I have been reading (re-reading actually) some of Jane Austen’s early works.
A few days ago, I blogged about her History of England, written when she was sixteen. That she meant the piece to be be humorous I have no doubt; the description of herself as a very partial, prejudiced and ignorant historian gives the game away. But what is so remarkable about the History is Austen’s grasp of satire, a talent that blossomed and flourished as she got older.
Lady Susan , written when Jane was eighteen or nineteen, but not published until half a century after her death, demonstrates her considerable maturity and understanding of the world. An immature work when compared to Pride and Prejudice, and even Emma, it is, if one does not judge too harshly, a gem of a novella. That budding wit and satire is there again, now on an adult stage. Here, in her own unique way, Jane laughs (as always) with – and at – her characters as they love and stumble through their lives of balls, salon parties and ennuie.

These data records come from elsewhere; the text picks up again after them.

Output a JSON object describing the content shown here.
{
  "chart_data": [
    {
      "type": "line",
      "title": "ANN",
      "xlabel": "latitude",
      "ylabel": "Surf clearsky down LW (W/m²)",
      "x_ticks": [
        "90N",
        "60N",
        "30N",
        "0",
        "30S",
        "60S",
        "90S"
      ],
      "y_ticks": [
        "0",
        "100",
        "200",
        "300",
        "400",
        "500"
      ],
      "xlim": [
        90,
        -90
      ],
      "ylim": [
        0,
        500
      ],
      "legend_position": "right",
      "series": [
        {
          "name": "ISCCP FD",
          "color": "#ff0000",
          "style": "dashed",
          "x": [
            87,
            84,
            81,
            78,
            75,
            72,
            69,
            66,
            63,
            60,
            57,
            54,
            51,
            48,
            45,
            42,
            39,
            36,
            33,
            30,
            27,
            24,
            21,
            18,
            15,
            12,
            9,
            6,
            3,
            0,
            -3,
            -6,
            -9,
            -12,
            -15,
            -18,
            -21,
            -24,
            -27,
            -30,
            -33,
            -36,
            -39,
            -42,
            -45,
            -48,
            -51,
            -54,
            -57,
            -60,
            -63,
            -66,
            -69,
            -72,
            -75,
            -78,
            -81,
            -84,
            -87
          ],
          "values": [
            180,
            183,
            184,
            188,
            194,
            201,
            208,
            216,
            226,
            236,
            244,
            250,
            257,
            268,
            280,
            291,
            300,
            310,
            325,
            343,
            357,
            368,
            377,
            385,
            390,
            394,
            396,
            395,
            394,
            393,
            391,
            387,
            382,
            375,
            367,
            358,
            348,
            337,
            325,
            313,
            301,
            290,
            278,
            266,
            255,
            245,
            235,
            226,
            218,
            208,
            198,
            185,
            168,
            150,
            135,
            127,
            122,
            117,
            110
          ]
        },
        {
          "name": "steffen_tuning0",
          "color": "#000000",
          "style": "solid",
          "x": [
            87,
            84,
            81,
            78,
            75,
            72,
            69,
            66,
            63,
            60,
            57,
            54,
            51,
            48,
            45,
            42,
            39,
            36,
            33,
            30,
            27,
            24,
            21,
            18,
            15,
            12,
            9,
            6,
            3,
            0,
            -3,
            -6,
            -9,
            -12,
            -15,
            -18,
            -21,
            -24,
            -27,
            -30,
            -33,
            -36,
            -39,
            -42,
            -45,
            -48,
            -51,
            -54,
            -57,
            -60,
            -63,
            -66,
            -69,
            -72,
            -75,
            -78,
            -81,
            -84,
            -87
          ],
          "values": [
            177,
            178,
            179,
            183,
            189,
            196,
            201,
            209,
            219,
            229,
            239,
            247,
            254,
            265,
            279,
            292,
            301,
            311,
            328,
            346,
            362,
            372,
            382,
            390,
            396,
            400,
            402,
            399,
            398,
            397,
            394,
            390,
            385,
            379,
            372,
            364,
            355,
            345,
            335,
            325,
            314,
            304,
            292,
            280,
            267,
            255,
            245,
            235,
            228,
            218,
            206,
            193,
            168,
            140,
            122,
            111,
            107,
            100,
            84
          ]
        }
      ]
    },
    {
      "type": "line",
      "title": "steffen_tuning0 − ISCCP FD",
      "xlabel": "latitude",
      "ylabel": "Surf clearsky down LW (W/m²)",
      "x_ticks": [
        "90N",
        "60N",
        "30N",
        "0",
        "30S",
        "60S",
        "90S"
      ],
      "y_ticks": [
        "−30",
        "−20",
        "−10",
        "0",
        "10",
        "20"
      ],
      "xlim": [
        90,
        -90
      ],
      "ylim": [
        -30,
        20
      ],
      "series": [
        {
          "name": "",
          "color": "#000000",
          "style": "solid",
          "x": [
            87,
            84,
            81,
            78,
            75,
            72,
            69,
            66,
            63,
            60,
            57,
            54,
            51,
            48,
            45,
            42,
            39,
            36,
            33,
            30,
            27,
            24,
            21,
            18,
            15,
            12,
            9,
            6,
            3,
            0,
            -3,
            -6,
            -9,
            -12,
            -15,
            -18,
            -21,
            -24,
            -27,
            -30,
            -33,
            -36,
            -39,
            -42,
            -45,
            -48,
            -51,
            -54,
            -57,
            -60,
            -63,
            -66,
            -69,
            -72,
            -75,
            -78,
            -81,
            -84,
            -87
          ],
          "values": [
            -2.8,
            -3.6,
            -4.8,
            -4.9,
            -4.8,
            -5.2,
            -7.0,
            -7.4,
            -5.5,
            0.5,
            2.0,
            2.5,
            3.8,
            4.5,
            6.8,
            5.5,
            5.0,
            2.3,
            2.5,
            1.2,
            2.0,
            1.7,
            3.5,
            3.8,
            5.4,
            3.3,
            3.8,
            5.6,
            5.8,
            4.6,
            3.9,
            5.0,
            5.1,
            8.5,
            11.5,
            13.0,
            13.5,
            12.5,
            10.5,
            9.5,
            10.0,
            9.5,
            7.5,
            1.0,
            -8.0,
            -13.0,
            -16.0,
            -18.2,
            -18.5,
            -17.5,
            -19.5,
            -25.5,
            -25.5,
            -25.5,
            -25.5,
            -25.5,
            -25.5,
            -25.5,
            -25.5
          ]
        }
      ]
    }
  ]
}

Written almost entirely as a series of letters between the chief characters, the epistolary form popular in the eighteenth and nineteenth centuries, Lady Susan is remarkable for its portrayal of perfidy and promiscuity within middle class society. It introduces us to the eponymous and euphemistically flirtatious lady (for goodness sake don’t mention adultery or sex!), who is willing to sacrifice her daughter for her own pleasure.
“She is a stupid girl, and has nothing to recommend her.”
Lady Susan is expert at manipulating facts and opinion, as well as men, and for a while seems to be getting her own way. She is cold and calculating, especially in relation to the future of Frederica, her daughter, whom she is determined to marry off into wealth. She plans a match with Sir James Martin, an ‘older’ man, while she goes after Reginald de Courcy, a ‘younger model’, herself.
Lady Susan is not great literature. The epistolary technique eventually stalls, and Austen shows her (literary) immaturity by having to resort to third person narrative for the conclusion. However, in the end the protagonist’s cleverness works against her. And while the final twist is amusing, it is difficult to say whether the ending is a happy or sad one.
Jane Austen’s novels are sometimes a challenge for the modern reader. The language of the eighteenth and early nineteenth centuries is unfamiliar. Often, words she uses have a different meaning to that attached to them today; others, like ‘unexceptionable,’ have gone out of fashion. She euphemises too in the delicate manner of the age. She delights in long speeches which occasionally become detached from the speaker and unless one is reading very slowly and carefully it is easy to lose the thread of the conversation. I think this is especially true of her earlier works. However, perseverance brings its own reward – (and anyway, with Lady Susan, the reader can easily get through it twice in one or two sittings).
As a commentary on English upper middle class manners and foibles, Austen’s work is ever the equal of any social history of the period.